Listrik menyentrum seluruh tubuhku, aku terjatuh ke tanah dan sedikit pusing. Aku melihat Dante menodongkan pistol kearahku dengan wajah sangat marah tetapi dimatanya, dia merasa bersalah dan sedih. Masih dalam keadaan hening. Dia tidak yakin menembakku sedekat ini, aku menendang pistolnya dengan kakiku dan berlari sekencang mungkin.

DORR...!

BRUUK..

Badanku melemas perlahan dari ujung kaki sampai ujung rambut. Satu peluru bersarang di tubuhku. Tergeletak di tanah tidak berdaya. Dante datang mendekatiku.

“Billy aku...”

DORR..!!

BRUUK..

Tanpa basa-basi aku dengan cepat membalas tembakannya. Dante tergeletak tepat disampingku tidak berdaya.

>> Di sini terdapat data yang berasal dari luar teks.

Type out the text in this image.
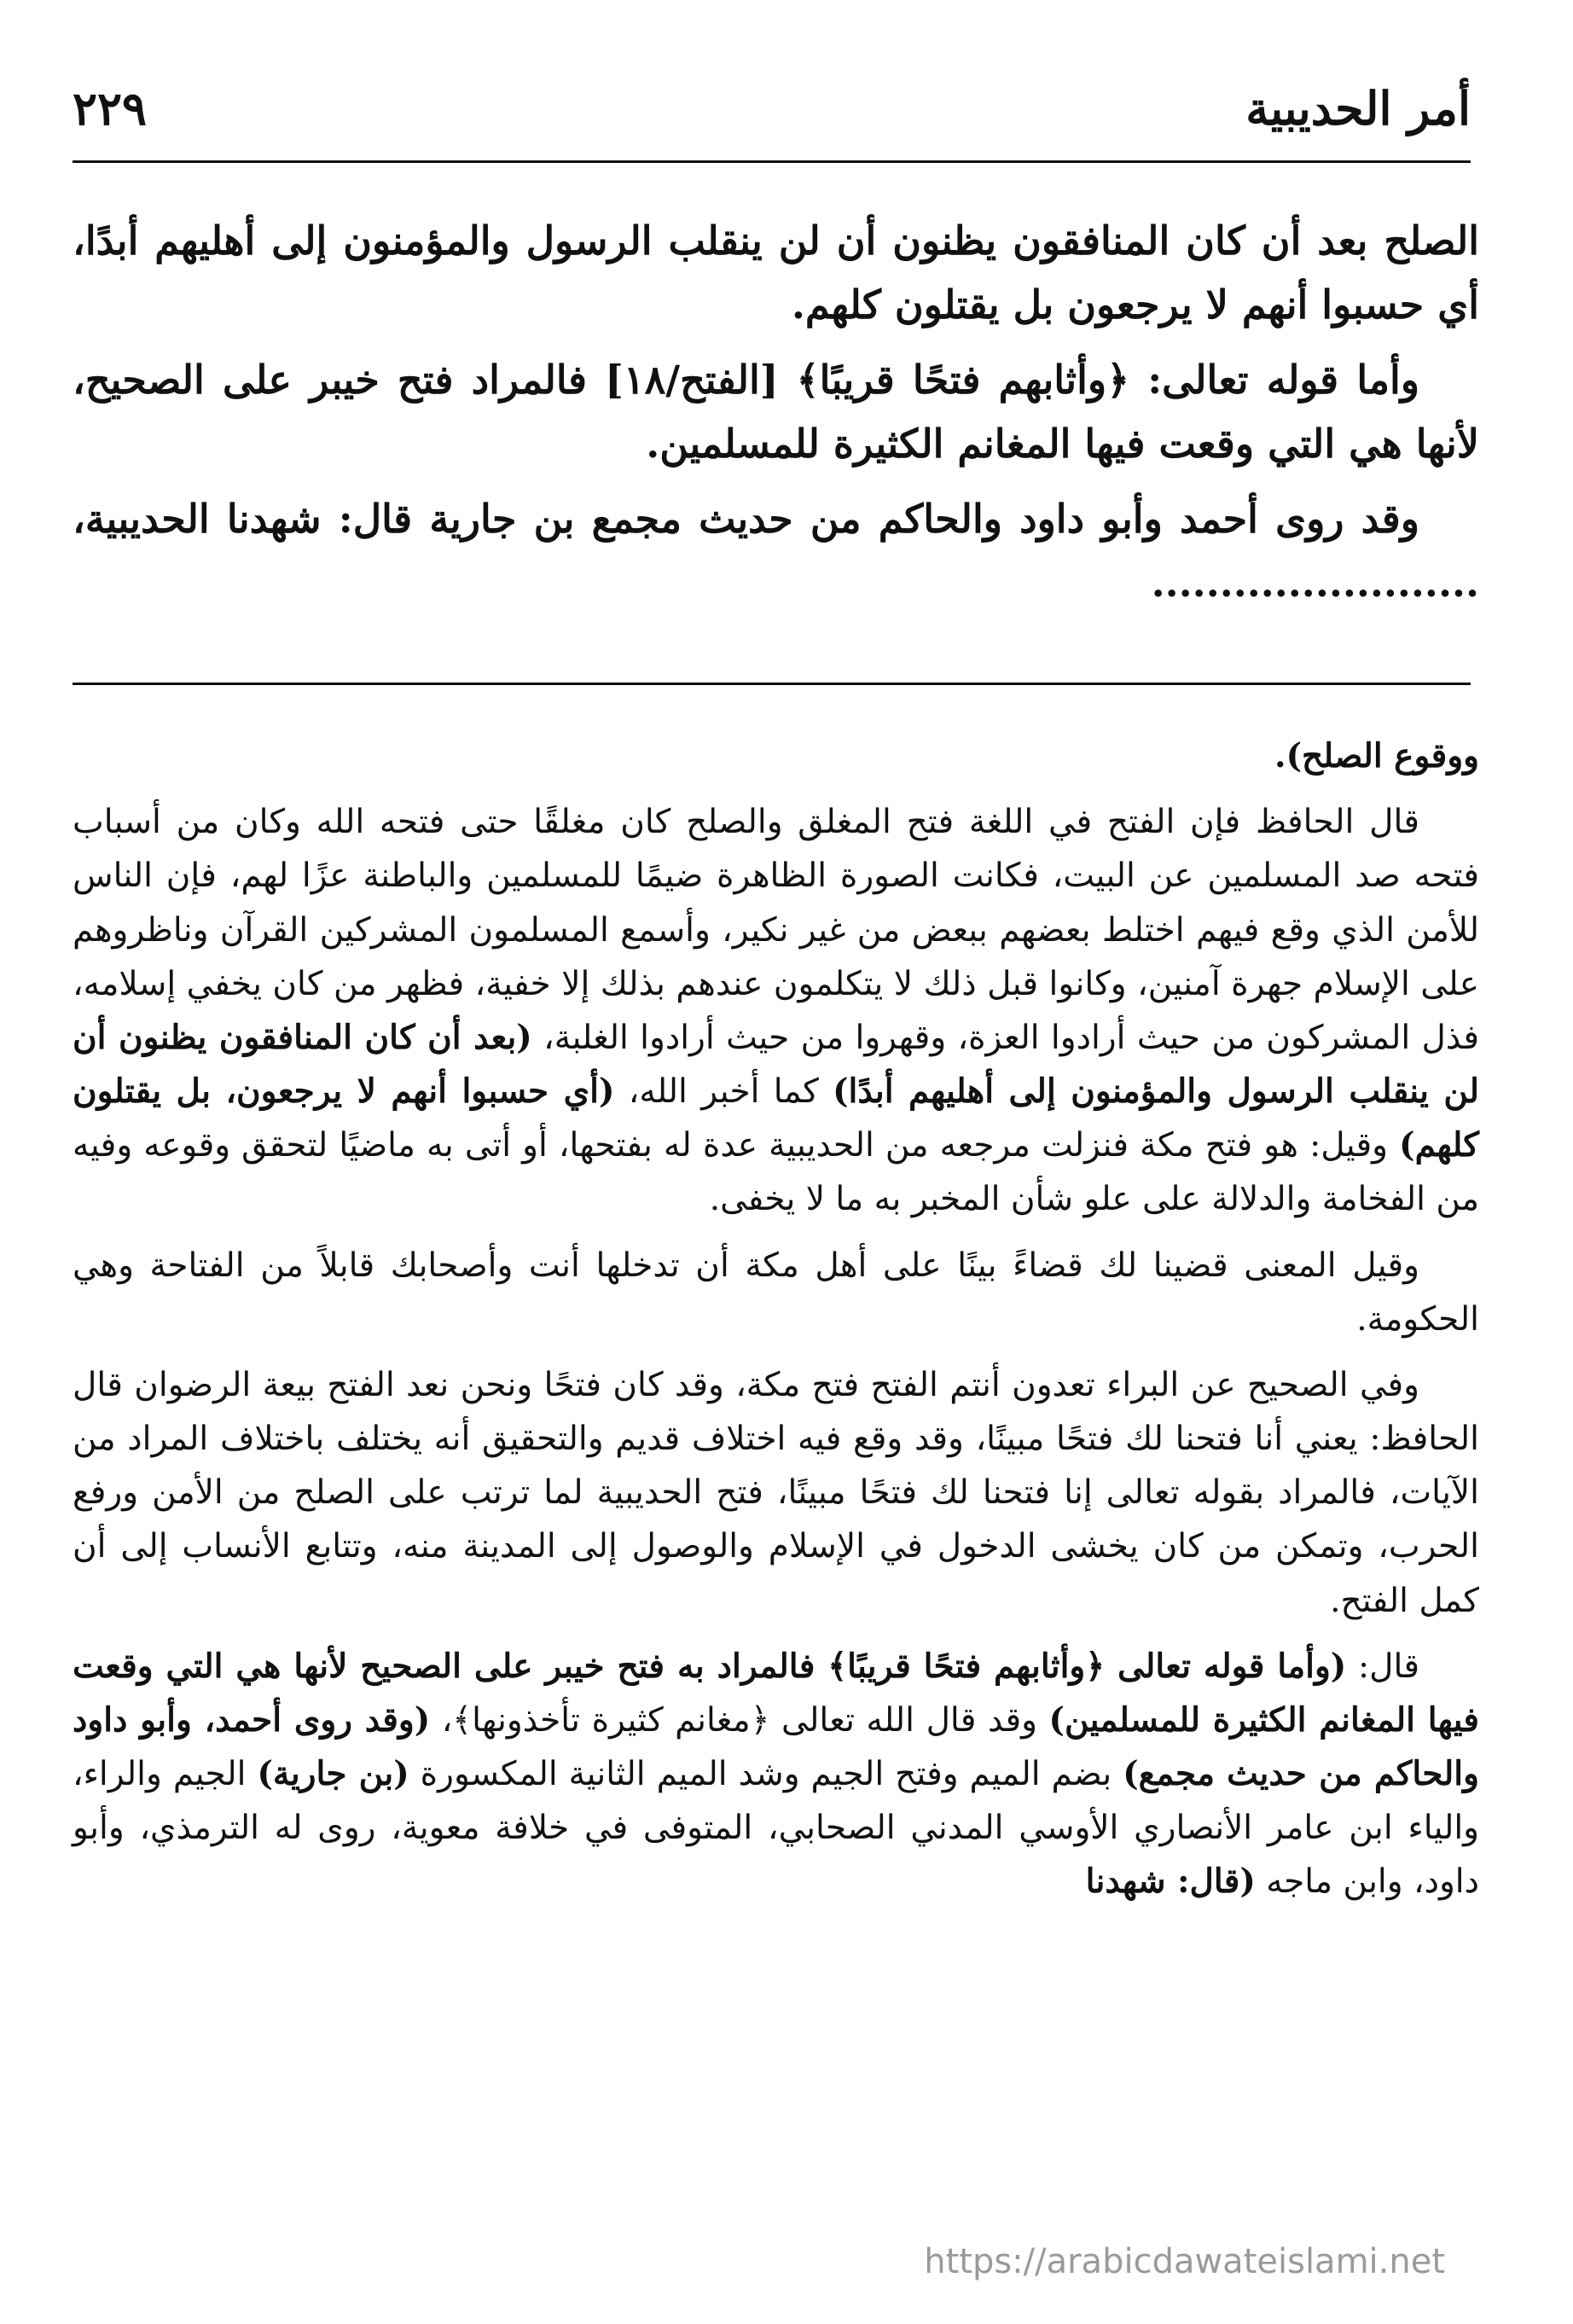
أمر الحديبية
٢٢٩

الصلح بعد أن كان المنافقون يظنون أن لن ينقلب الرسول والمؤمنون إلى أهليهم أبدًا، أي حسبوا أنهم لا يرجعون بل يقتلون كلهم.

وأما قوله تعالى: ﴿وأثابهم فتحًا قريبًا﴾ [الفتح/١٨] فالمراد فتح خيبر على الصحيح، لأنها هي التي وقعت فيها المغانم الكثيرة للمسلمين.

وقد روى أحمد وأبو داود والحاكم من حديث مجمع بن جارية قال: شهدنا الحديبية، ........................

ووقوع الصلح).

قال الحافظ فإن الفتح في اللغة فتح المغلق والصلح كان مغلقًا حتى فتحه الله وكان من أسباب فتحه صد المسلمين عن البيت، فكانت الصورة الظاهرة ضيمًا للمسلمين والباطنة عزًا لهم، فإن الناس للأمن الذي وقع فيهم اختلط بعضهم ببعض من غير نكير، وأسمع المسلمون المشركين القرآن وناظروهم على الإسلام جهرة آمنين، وكانوا قبل ذلك لا يتكلمون عندهم بذلك إلا خفية، فظهر من كان يخفي إسلامه، فذل المشركون من حيث أرادوا العزة، وقهروا من حيث أرادوا الغلبة، (بعد أن كان المنافقون يظنون أن لن ينقلب الرسول والمؤمنون إلى أهليهم أبدًا) كما أخبر الله، (أي حسبوا أنهم لا يرجعون، بل يقتلون كلهم) وقيل: هو فتح مكة فنزلت مرجعه من الحديبية عدة له بفتحها، أو أتى به ماضيًا لتحقق وقوعه وفيه من الفخامة والدلالة على علو شأن المخبر به ما لا يخفى.

وقيل المعنى قضينا لك قضاءً بينًا على أهل مكة أن تدخلها أنت وأصحابك قابلاً من الفتاحة وهي الحكومة.

وفي الصحيح عن البراء تعدون أنتم الفتح فتح مكة، وقد كان فتحًا ونحن نعد الفتح بيعة الرضوان قال الحافظ: يعني أنا فتحنا لك فتحًا مبينًا، وقد وقع فيه اختلاف قديم والتحقيق أنه يختلف باختلاف المراد من الآيات، فالمراد بقوله تعالى إنا فتحنا لك فتحًا مبينًا، فتح الحديبية لما ترتب على الصلح من الأمن ورفع الحرب، وتمكن من كان يخشى الدخول في الإسلام والوصول إلى المدينة منه، وتتابع الأنساب إلى أن كمل الفتح.

قال: (وأما قوله تعالى ﴿وأثابهم فتحًا قريبًا﴾ فالمراد به فتح خيبر على الصحيح لأنها هي التي وقعت فيها المغانم الكثيرة للمسلمين) وقد قال الله تعالى ﴿مغانم كثيرة تأخذونها﴾، (وقد روى أحمد، وأبو داود والحاكم من حديث مجمع) بضم الميم وفتح الجيم وشد الميم الثانية المكسورة (بن جارية) الجيم والراء، والياء ابن عامر الأنصاري الأوسي المدني الصحابي، المتوفى في خلافة معوية، روى له الترمذي، وأبو داود، وابن ماجه (قال: شهدنا

https://arabicdawateislami.net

Dengan sekuat tenaga dia memegang tanganku. Aku juga tidak berdaya tergeletak disampingnya.

“Billy, aku tetaplah saudaramu... maka aku akan selalu menjagamu... aku terima tembakan ini... aku rela mati demi adikku... tapi, asal kamu tahu apa niat baikku padamu sebenarnya...” 

Nafas Dante mulai terpotong-potong. Aku menatap matanya dalam-dalam. Aku masih tidak tahu harus mempercayainya, atau tidak. Suara langkah kaki terasa mendekat kearah kami berdua. Dante terlihat semakin melemah, sedangkan aku masih bisa berdiri dan mencoba berlari sekuat tenaga.

Seketika semangatku berlari kembali datang. Aku berlari sekencang munkin dan mencoba menjauh dari kekacauan ini. Tanpa aku sadari, aku menangis selama berlari.

BRUUK..

Aku terjatuh dengan lututku mendarat duluan. Aku menangis sekeras-kerasnya, sambil menahan rasa sakit di perutku, peluru masih bersarang di perutku. Darah terus mengalir deras dari perutku sampai akhirnya.. pertolongan datang.

Agen Hendrick dengan cepat melacak keberadaanku, dia datang langsung membantuku dan secepatnya pertolongan datang.
....
                Aku menemui prof.Lucas dengan tidak sengaja. Dia masih sama dengan terakhir kali aku menemuinya.

                ”Apakah kau dekat dengan Dante?” tanyaku.

                “Dia sudah lama mencarimu.” Prof.Lucas singkat, padat dan cuek melihatku. Aku terdiam sejenak.

“Sampai saatnya tiba, dia menyuruhku memberikan serum percobaan prof.Zola kepadamu agar kau kebal dari tiga peluru sekaligus dan sentruman listrik. Itu alasan kau tidak lagi menjadi agen mata-mata, sekarang kau adalah seorang tentara, karena serum itu sudah ada di tubuhmu. Dia selalu berusaha melindungimu dari perusahaan dia sendiri. Dan kau membalasnya dengan membunuhnya. Hebat.”

Aku menunduk dan merenunginya.
....
                Bersama agen Hendrick, aku berdiri di makam Dante Balderrama. Hendrick meletakkan bunga diatasnya, dan meninggalkanku sendiri. Hendrick menepuk pelan pundakku dan menungguku di mobil. Air mataku mengalir tanpa aku sadari, cepat-cepat aku menghapusnya.

“Aku rasa, cukup untuk menangisimu.”



only a mere fiction. if there are similarities players, place, and the story was just a coincidence.